Un transfert controversé après la mise sous tutelle étatique
La filiale russe du groupe danois Rockwool, spécialisé dans l’isolation, a effectué un virement de 600 millions de roubles (environ 6 millions d’euros) à l’« Front populaire panrusse », une organisation proche du pouvoir. Cette somme est destinée à financer des programmes d’aide aux participants de l’opération militaire spéciale en Ukraine et à leurs familles. L’information, révélée le 12 février 2026, concerne une transaction réalisée après que les usines russes de Rockwool ont été placées sous administration externe par décret présidentiel fin décembre 2025.
Une présence maintenue malgré la guerre
Rockwool opérait en Russie depuis 1995. Après l’invasion à grande échelle de l’Ukraine en 2022, la maison-mère danoise a adopté une position dite de « possession passive », conservant la propriété juridique de quatre usines mais affirmant avoir coupé tout soutien opérationnel, expertise, investissement ou approvisionnement.

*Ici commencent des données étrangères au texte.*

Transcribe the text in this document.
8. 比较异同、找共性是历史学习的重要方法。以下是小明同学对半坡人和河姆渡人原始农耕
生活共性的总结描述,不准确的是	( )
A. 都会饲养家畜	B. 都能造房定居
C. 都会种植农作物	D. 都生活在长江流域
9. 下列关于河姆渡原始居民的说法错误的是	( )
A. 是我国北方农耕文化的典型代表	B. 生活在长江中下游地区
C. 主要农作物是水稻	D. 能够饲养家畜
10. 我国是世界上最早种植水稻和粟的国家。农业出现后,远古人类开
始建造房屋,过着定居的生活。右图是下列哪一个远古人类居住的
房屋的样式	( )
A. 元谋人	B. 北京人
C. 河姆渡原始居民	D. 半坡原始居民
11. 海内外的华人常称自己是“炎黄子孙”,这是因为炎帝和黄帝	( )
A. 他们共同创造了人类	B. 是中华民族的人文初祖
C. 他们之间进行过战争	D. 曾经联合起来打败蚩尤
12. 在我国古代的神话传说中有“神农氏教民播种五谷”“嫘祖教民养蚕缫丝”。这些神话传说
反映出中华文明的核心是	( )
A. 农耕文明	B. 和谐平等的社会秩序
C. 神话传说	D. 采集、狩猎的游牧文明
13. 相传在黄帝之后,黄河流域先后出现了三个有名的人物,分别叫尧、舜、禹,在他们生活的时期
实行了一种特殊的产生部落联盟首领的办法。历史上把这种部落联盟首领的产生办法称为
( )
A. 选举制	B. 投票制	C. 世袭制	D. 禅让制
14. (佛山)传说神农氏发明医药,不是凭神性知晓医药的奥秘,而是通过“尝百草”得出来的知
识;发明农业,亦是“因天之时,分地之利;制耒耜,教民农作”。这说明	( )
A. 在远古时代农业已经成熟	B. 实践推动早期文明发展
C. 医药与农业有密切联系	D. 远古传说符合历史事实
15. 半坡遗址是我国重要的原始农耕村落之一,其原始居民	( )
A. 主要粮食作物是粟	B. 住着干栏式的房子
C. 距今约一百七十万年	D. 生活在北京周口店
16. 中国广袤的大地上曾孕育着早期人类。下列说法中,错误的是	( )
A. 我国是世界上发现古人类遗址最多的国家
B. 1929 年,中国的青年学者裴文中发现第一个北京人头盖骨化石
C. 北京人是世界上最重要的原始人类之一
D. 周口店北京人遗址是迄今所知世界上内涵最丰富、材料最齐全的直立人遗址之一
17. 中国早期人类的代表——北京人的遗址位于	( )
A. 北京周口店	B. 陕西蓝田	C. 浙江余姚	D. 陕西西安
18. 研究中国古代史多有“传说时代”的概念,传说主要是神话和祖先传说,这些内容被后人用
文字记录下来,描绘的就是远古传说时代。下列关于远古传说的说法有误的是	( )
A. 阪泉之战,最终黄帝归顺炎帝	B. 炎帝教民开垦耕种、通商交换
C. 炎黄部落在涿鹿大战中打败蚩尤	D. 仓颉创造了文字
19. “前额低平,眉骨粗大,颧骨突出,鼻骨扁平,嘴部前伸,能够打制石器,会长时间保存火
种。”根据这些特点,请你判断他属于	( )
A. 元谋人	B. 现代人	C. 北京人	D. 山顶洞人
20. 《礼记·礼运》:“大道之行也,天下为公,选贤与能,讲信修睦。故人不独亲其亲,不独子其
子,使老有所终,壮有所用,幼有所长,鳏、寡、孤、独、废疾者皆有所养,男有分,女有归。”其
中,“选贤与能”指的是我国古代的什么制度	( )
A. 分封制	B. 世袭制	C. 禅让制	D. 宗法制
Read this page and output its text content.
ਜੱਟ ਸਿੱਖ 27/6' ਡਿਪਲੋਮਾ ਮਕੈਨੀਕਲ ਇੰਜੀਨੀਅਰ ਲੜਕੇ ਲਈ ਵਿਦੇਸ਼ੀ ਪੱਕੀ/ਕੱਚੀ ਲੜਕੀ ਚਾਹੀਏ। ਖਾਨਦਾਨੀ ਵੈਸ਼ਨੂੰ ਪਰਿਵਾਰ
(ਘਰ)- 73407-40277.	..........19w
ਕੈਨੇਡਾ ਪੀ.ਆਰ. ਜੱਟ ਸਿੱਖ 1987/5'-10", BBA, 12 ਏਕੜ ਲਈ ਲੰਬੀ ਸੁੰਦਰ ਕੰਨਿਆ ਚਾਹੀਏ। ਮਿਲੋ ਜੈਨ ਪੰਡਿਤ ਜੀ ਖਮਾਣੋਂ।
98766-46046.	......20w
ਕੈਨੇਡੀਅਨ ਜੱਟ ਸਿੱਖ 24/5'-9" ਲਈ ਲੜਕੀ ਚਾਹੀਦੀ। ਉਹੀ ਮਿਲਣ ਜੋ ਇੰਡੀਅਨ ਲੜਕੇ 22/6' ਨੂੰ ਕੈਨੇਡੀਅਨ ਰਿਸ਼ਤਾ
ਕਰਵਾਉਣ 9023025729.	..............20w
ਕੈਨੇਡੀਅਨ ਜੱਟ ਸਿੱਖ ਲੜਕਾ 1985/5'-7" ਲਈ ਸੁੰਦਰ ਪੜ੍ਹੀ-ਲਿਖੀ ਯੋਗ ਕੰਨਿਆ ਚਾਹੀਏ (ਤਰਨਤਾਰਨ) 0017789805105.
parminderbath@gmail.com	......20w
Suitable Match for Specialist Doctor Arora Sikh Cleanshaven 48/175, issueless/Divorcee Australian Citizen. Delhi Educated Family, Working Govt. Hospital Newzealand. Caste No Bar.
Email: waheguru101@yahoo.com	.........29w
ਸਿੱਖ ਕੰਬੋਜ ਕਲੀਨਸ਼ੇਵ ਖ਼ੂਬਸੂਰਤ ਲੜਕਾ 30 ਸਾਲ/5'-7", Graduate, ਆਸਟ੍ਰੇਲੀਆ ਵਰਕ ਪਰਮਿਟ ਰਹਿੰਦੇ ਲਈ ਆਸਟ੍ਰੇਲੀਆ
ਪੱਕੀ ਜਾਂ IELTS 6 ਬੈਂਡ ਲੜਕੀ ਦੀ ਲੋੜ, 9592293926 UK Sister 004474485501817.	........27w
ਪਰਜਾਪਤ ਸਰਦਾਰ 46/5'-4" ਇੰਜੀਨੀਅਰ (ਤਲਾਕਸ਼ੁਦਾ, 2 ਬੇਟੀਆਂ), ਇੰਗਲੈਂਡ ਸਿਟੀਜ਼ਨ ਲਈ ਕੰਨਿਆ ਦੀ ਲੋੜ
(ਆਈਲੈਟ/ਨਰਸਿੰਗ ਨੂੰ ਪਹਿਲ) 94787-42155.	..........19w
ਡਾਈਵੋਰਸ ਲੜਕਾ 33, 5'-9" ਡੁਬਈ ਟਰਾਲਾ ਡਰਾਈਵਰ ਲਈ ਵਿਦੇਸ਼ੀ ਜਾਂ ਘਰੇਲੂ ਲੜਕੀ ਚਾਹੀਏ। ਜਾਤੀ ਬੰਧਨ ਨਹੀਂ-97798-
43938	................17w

Le groupe soutient n’avoir fourni « aucun soutien sous forme d’expertise, d’équipement, de pièces détachées, d’investissements, de matières premières ou quoi que ce soit d’autre » à son activité russe depuis cette date. Cependant, les usines ont continué à fonctionner et à payer des impôts au budget fédéral russe, qui finance l’effort de guerre.
La situation s’est compliquée en janvier 2026 avec la publication d’un décret présidentiel russe daté du 31 décembre 2025, plaçant les actifs de Rockwool Russie sous gestion externe. Le PDG du groupe, Jess Munk Hansen, a qualifié cette décision d’« incontestablement illégale » et de violation de toutes les normes internationales. Il lie explicitement cette mesure de rétorsion au don de 500 millions de couronnes danoises (environ 67 millions d’euros) effectué par Rockwool au Fonds pour la reconstruction de l’Ukraine.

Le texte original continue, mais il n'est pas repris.